E-commerce, omnichannel retail and consumer technology composed slightly more than half of GXO’s quarterly revenue from its four main verticals. Food and beverage came in a distant second. The U.K. accounted for more than one-third of GXO’s revenue at $777 million. The U.S. was second with $685 million. Revenue growth from GXO’s three other main areas — France, the Netherlands and Spain — was flat to slightly up or down. Oran attributed the flatness to the unfavorable impact of currency fluctuations rather than a falloff in demand.

GXO is not yet seeing major macroeconomic downturns in its service areas, Oran said. The company’s business is generally stable with most of its contracts of a five-year duration, Oran said. This insulates GXO from quarter-to-quarter or year-over-year economic volatility, he said.
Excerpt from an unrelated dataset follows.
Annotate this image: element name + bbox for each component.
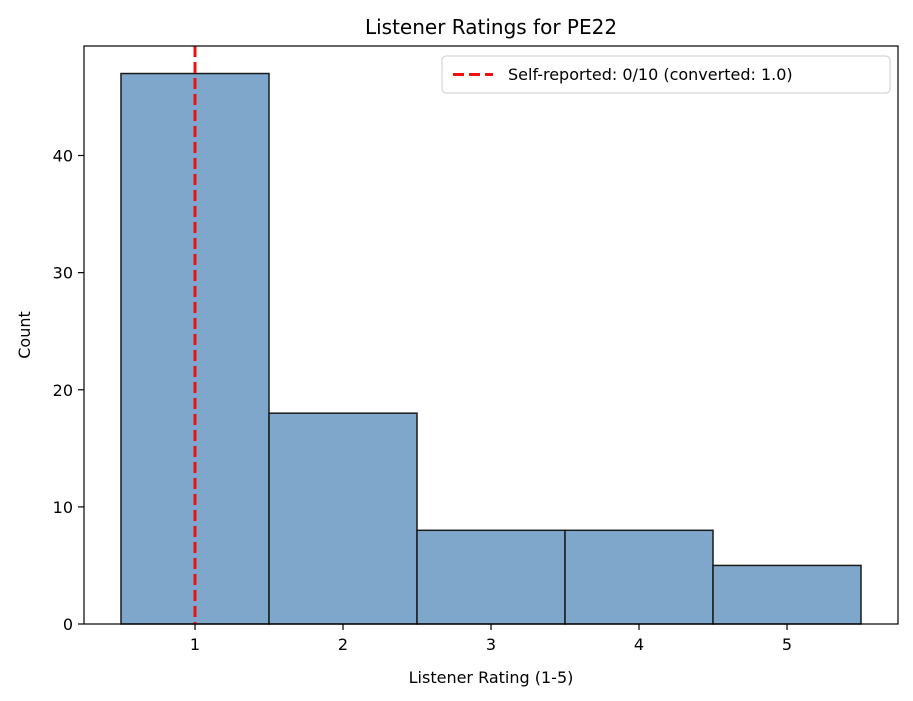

GXO closed in late May on its acquisition of U.K. firm Clipper Logistics. Oran said Clipper did not contribute materially to GXO’s second-quarter results.

GXO operates more than 900 facilities in 28 countries, covering 200 million square feet. Spun off last summer from XPO Logistics Inc., it is the world’s largest contract logistics provider.

GXO shares closed on Wednesday up 4.7% to $52.11 a share. Shares are down more than 20.2% over the past 12 months.